# Quality button in Android YouTube app is missing



## J99

I can't change the quality of any video. When I click on the 3 dots at the top the options show subtitles only, there is no quality button. 
The quality is set very high and I have a very slow wifi so videos never load.
I tried clearing the cache, uninstall then installing the app again, made sure it's the latest version, even downloaded an old version to see if it will work. But still same problem.
My phone is Innjoo fire plus 3G
Help?


----------



## reticentAJ

Can you play a video on the YouTube app, select the 3 dots, and then provide a screenshot? I see 4 different options on my phone. You're telling me you are only see one, which seems odd. 

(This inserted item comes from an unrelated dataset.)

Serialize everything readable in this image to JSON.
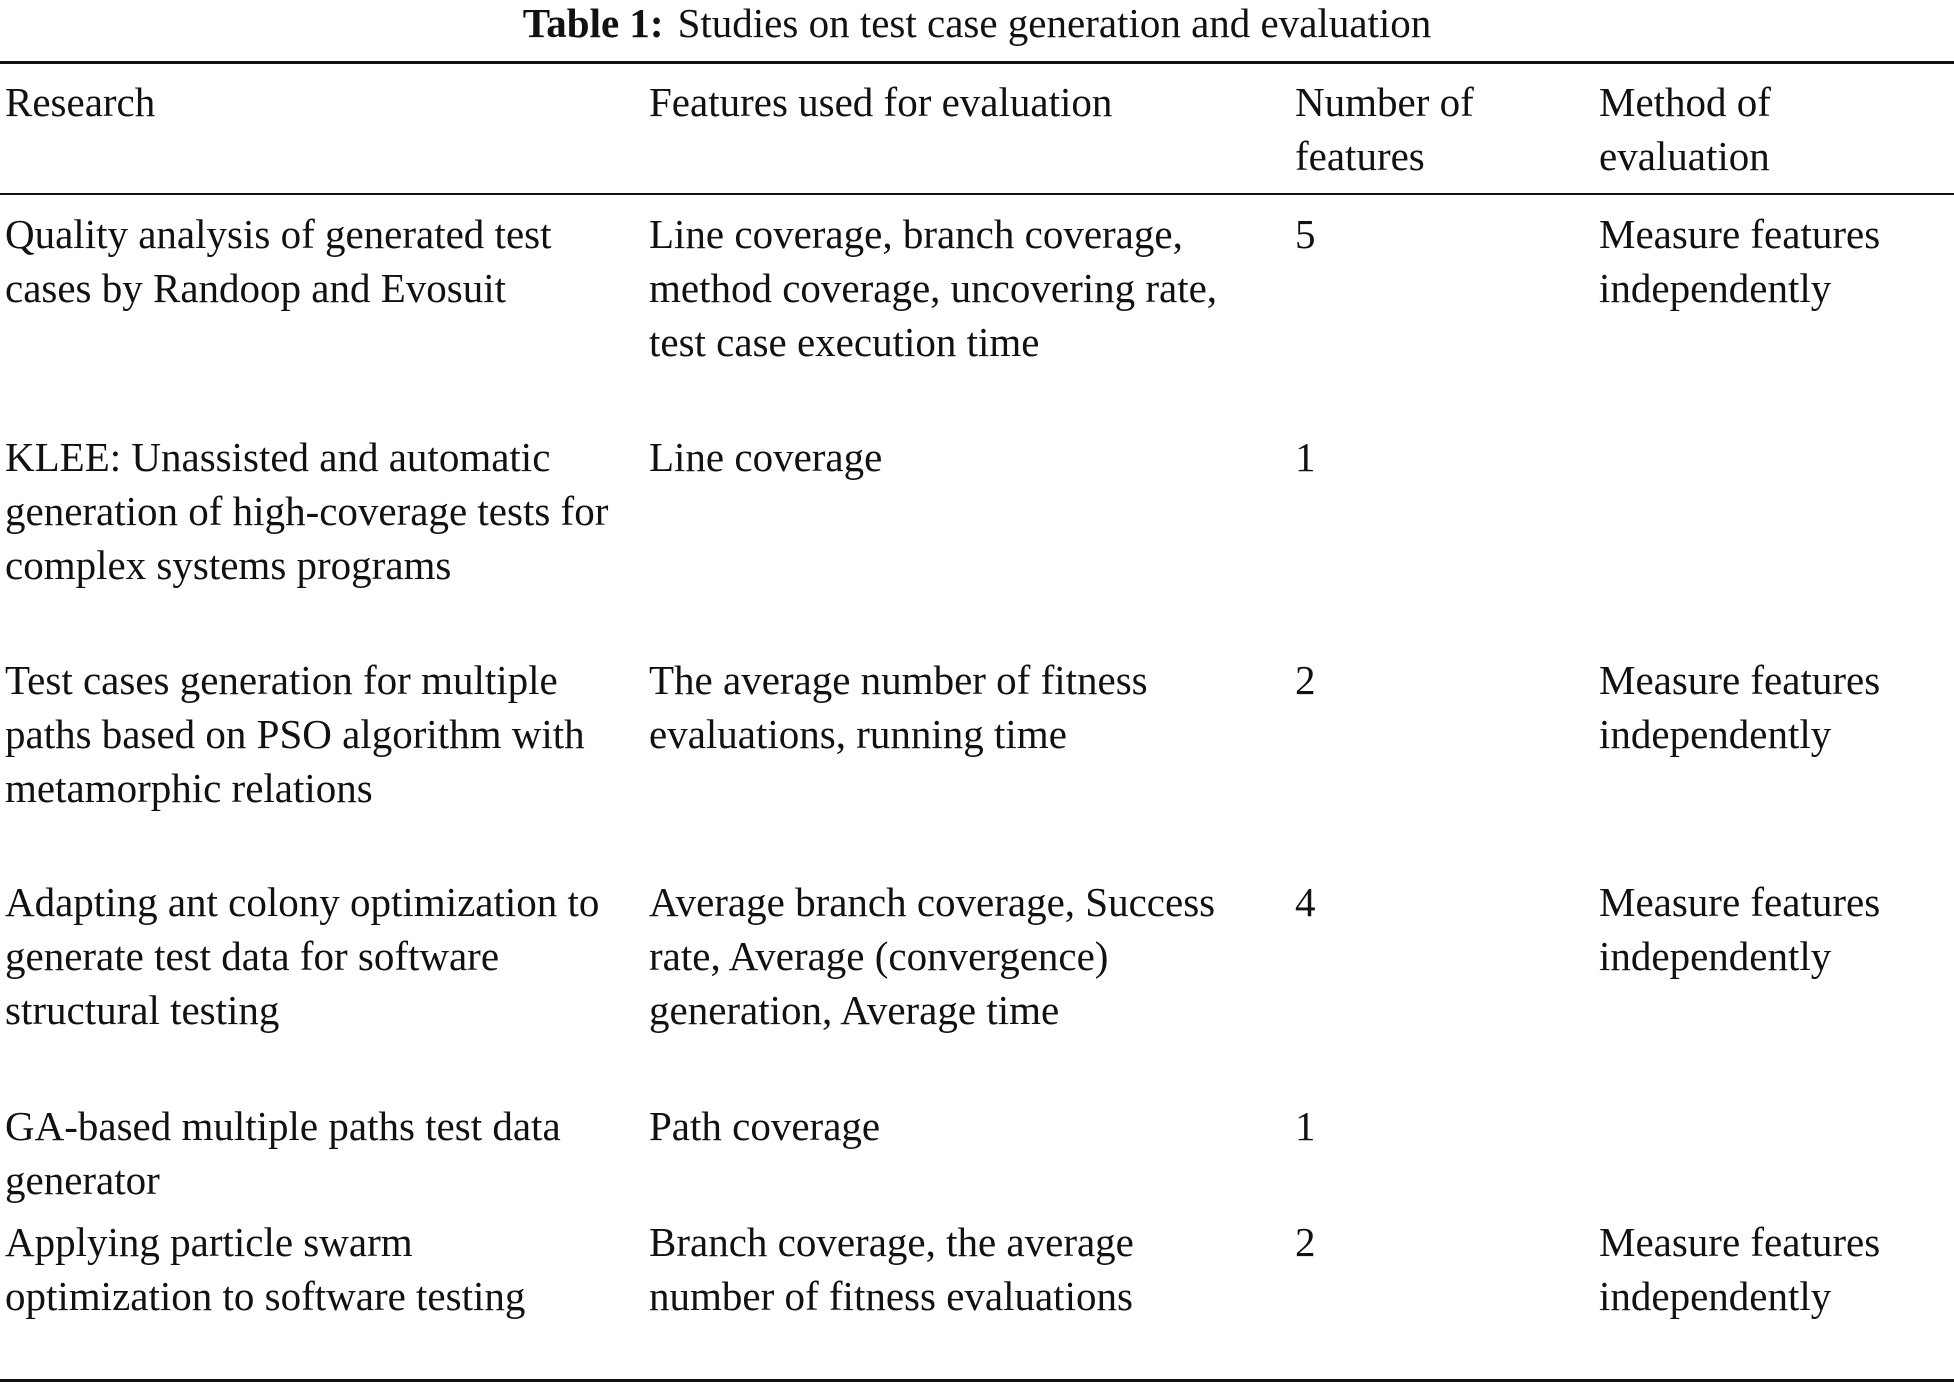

What Android operating system are you running?


----------



## J99

I have never seen 4 options. It's usually the report option only and sometimes the captions option shows up

My Android is 4.4.2


----------



## reticentAJ

I have quality, captions, report, and cardboard. 

If you open YouTube in a browser (not using the app), do you have the same issue?


----------



## J99

No, there is a quality button in browser


----------



## reticentAJ

Can you try the following:
1. In the YouTube app, select the 3 dots in the right hand corner
2. Select *Settings*
3. Is *Play HD on Wi-Fi only* enabled or disabled? Does switching that help?

If the above doesn't help, I've posted on YouTube's forum to hopefully receive some help. You could always try restoring the device to factory settings. I'm sure that will resolve the issue, but seems like overkill. Additionally, it would remove all apps, settings, and data on the phone, which you would need to back up first and then reconfigure.


----------



## J99

I tried this before. Doesn't work.
I will restore factory settings if I don't have any other options maybe. 
But thank you anyway!


----------



## reticentAJ

You can try a factory restore, but it doesn't sound like it is going to work. HERE is the thread if you want to take a look.

I'm told that the quality option has been removed, which seems strange since it hasn't been removed from the iOS YouTube app.


----------